IL MIO CORPO
Il mio corpo, à mon corps et à mon défendant
En Italie, d’un côté il y a Oscar, un jeune garçon méprisé par son père. Il l’aide à récupérer, voire voler de la ferraille pour gagner quelques pauvres sous. De l’autre il y a Stanley, un émigré nigérian qui tente de se faire une place dans cette Italie pour laquelle il a traversé la mer. Deux destins qui se rencontrent au cœur de la solitude et du rejet…
"Il mio Corpo" est un petit film qui a l’audace de s’attaquer, frontalement, au sujet de la pauvreté contemporaine et des formes d’isolement qu’elle crée au sein de communautés.
D’un côté, il y a Oscar, un jeune garçon avec une crête de cheveux frisés. Dès l’introduction, son père violent s’impose au spectateur. Dans cet espace désertique, à la frontière du monde, les insultes pleuvent, jetées du haut d’un pont par cet homme feignant, qui exploite ses enfants dans un terrain dangereux, un éboulis au milieu duquel pendent des carcasses de voitures. Après avoir gagné le droit de remonter par leur travail, sans aucune raison, il en félicite un et méprise l’autre. C’est Oscar, le plus jeune des fils, qui est la tête de turc de ce redneck italien, tout juste bon à boire, à fumer, à se plaindre et à mettre les siens plus bas que terre.

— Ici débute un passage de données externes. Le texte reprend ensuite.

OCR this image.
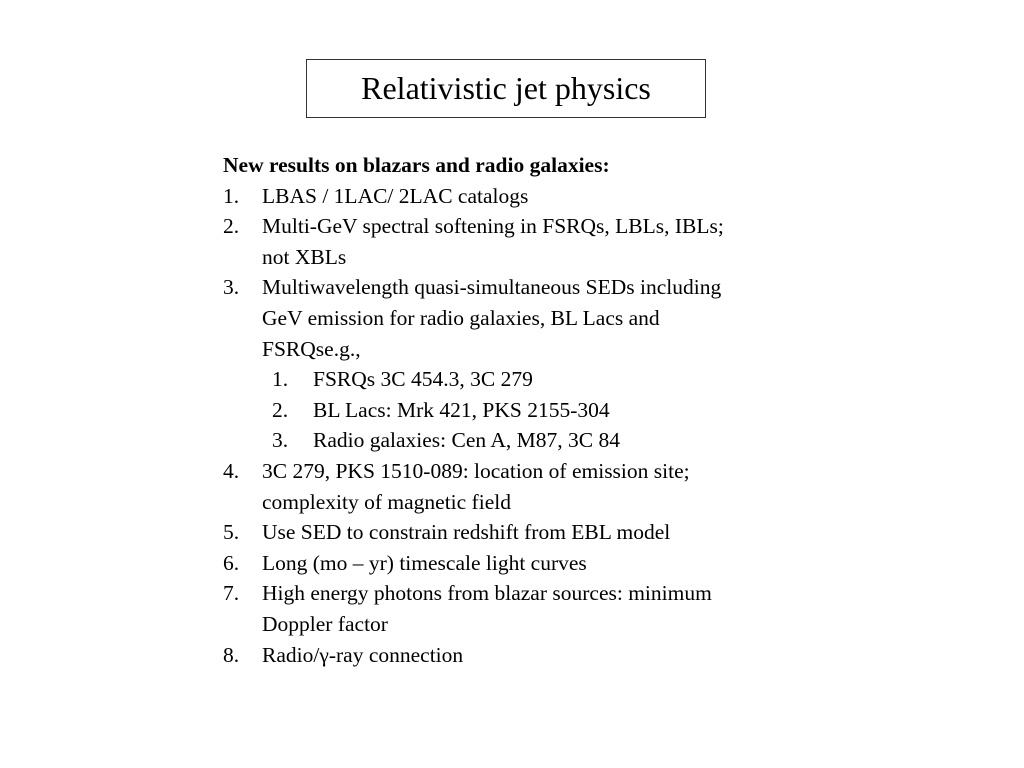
Relativistic jet physics
New results on blazars and radio galaxies:
1.	LBAS / 1LAC/ 2LAC catalogs
2.	Multi-GeV spectral softening in FSRQs, LBLs, IBLs;
not XBLs
3.	Multiwavelength quasi-simultaneous SEDs including
GeV emission for radio galaxies, BL Lacs and
FSRQse.g.,
1.	FSRQs 3C 454.3, 3C 279
2.	BL Lacs: Mrk 421, PKS 2155-304
3.	Radio galaxies: Cen A, M87, 3C 84
4.	3C 279, PKS 1510-089: location of emission site;
complexity of magnetic field
5.	Use SED to constrain redshift from EBL model
6.	Long (mo – yr) timescale light curves
7.	High energy photons from blazar sources: minimum
Doppler factor
8.	Radio/γ-ray connection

De l’autre, il y a Stanley, cet émigré qui a obtenu des papiers, qui travaille, qui gagne assez d’argent pour avoir de quoi faire un plat traditionnel de chez lui, et inviter un ami. Stanley qui, pourtant, pourrait continuer sa route et commencer une nouvelle vie, mais ne parvient pas à partir et à se dépêtrer de cette étiquette d’immigré clandestin. Une étiquette qui lui colle tant à la peau qu’elle fait désormais partie de son identité.
Chacun a sa propre palette de couleurs et son environnement. Il fait jour et le soleil est haut sur la campagne, la route et les grands espaces du monde d’Oscar. Stanley, quant à lui, évolue dans une ville humide, aux teintes grises et monotones. Le film met d’abord en parallèle ces deux destins, ce qui force le spectateur à se questionner sur les raisons de cette juxtaposition. Et progressivement, alors que l’isolement se fait, ces destins viennent à se croiser, à se regarder, pour peut-être trouver le peu d’humanité qu’il reste dans le cœur des hommes, dans cette époque où l’autre est sans cesse la menace et l’entraide est un signe de faiblesse.
Enfin, ce qui est le plus déstabilisant, et qu’il est essentiel de noter, est que "Il Mio Corpo" s’inscrit dans la même tradition que le film "Honeyland". Bien que les sujets soient très différents, ces deux documentaires traitent de leur sujet sur le même mode : ils construisent des histoires autour de destins singuliers. Ce n’est pas dérangeant en soi, un documentaire raconte toujours une histoire, mais ici, la plupart des scènes, au lieu d’être captées, semblent mises en scène, écrites et rejouées pour la caméra.
Ne se présentant pas comme des documenteurs, ces projets dansent avec la réalité une valse dangereuse, qui pointe vers l’instrumentalisation. La réalité dépasse la fiction, et la fiction ne fait que recomposer avec le réel, mais quand il s’agit de filmer ce dernier, le parer des atours de la fiction peut être problématique.